Kuzinez still needs a fat construction loan to build such an ambitious tower, likely to be among the costliest ever built in the area. He has a $21.4 million, non-revolving credit line mortgage with Goldman Sachs, property records show. A source who requested anonymity said that Kuzinez is in talks with Goldman for a construction loan, but was stalling due to an unwillingness to take on the debt until he’s ready to begin construction in earnest. Another source who requested anonymity, and who is closer to Kuzinez, said that no new debt talks have taken place with Goldman Sachs, and that Kuzinez is not yet ready to begin such talks.

No I in team

It’s unclear if Kuzinez has any U.S. equity partners or is going solo. A source close to Kuzinez here said the developer was in talks with several potential local equity partners, but none were yet confirmed.

Y. David Scharf, an attorney who’s done workouts involving foreign real estate clients, said doing the project solo would be unprecedented.

“The Chinese money we saw coming in four or five years ago, we saw them teaming up with U.S. investors, same thing with Middle Eastern money,” he said. “Certainly with the magnitude of a 1,000-foot tower, I don’t think we’ve seen any foreign investors really do that alone.”

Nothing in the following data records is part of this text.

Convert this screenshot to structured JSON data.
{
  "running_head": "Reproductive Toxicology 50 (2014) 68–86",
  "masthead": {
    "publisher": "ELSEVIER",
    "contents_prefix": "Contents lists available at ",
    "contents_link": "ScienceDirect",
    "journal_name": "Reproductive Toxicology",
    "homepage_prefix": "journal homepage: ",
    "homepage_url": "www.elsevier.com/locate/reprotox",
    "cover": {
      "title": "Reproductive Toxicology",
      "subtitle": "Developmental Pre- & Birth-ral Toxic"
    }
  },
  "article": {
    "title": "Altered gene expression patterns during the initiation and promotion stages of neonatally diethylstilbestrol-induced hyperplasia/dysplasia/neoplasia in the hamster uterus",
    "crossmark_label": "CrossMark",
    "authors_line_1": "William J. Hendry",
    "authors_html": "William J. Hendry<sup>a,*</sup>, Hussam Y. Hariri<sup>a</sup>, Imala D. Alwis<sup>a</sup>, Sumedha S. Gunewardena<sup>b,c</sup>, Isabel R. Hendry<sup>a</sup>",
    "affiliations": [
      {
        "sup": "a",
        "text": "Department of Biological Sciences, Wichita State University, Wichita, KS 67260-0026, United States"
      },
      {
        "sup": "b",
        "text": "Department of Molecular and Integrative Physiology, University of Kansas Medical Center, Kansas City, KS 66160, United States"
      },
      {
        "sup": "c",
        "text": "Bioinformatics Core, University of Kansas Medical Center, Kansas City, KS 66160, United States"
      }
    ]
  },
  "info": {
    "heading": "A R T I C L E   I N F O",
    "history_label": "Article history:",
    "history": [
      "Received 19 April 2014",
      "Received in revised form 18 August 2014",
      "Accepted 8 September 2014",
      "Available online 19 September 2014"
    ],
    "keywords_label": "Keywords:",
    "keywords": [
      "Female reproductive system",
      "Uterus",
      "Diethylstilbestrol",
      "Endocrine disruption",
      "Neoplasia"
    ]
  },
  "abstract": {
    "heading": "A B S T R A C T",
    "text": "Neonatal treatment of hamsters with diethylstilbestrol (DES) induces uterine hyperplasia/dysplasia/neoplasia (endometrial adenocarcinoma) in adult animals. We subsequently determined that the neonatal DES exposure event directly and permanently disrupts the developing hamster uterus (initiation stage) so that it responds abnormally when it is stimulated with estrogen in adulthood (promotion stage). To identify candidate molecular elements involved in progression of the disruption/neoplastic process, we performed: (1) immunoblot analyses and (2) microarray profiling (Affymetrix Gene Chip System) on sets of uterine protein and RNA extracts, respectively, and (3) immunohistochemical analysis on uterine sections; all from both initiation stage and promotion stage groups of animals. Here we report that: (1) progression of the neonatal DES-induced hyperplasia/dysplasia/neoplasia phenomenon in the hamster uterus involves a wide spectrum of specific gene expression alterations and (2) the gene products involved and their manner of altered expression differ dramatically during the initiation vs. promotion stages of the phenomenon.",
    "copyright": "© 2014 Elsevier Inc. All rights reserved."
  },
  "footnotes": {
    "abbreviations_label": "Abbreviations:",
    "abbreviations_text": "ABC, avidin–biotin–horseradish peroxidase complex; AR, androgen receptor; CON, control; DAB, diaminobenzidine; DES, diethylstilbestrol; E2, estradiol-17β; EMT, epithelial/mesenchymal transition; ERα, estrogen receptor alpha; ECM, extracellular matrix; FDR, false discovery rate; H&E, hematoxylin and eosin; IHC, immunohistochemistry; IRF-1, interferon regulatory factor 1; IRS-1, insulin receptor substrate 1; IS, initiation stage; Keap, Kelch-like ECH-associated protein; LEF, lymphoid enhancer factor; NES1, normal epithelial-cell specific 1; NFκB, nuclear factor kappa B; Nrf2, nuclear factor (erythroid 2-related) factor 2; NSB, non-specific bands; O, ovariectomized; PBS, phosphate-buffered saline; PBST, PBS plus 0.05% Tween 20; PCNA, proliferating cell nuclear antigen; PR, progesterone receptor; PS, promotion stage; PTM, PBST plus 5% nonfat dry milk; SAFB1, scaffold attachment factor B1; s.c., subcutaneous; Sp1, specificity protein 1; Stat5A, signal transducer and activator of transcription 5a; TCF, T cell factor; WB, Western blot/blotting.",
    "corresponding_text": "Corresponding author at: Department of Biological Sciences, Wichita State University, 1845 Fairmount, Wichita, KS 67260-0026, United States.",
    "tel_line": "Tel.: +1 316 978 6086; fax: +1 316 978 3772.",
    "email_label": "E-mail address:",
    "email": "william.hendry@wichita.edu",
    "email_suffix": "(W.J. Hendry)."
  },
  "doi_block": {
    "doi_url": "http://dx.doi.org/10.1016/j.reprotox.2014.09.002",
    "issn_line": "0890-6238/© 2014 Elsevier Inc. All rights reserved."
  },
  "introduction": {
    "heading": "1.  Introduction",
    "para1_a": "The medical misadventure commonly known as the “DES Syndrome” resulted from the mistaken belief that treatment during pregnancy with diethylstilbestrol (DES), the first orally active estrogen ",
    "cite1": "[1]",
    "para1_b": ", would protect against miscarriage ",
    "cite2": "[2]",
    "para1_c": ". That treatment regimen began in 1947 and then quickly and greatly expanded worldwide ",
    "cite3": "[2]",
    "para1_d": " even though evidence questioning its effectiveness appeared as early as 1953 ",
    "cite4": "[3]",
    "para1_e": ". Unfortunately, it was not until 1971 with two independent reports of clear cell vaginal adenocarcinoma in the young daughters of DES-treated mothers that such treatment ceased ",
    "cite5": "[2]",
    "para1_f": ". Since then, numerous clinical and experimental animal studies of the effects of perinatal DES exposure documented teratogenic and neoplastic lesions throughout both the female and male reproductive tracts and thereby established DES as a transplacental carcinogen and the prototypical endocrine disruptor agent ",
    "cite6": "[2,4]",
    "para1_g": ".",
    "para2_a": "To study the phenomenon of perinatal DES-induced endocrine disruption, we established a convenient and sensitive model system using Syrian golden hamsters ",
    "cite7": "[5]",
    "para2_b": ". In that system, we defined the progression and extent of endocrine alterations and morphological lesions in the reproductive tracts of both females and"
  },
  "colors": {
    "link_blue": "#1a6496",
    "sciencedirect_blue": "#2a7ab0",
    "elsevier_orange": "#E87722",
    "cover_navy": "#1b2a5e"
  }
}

“If it’s successful it could lead to more Russian money coming into the United States,” said Petro Zinkovetsky, a Ukrainian-born real estate attorney who’s done deals for oligarchs in New York City. The market saw a wave of Russian capital at the beginning of this cycle, but it largely flowed into residential properties and homes for the super rich. On the development front, however, there hasn’t been that much action – the best known Russian real estate investor in New York at the moment is Vladislav Doronin, the founder of hotel group Aman and the money behind Michael Shvo’s planned condominium conversion of the upper floors of the Crown Building, which the pair bought for $500 million in 2015.

Ed Mermelstein, a Ukrainian-born real estate attorney who works extensively with Russian investors,
said it will be hard for Kuzinez to pull this off without significant local capital with the know-how to pull off large-scale residential projects.

“The problem is no one is going to partner up with a Russian developer who thinks he knows everything,” Mermelstein said. “And, as you well know, every Russian thinks he knows everything.”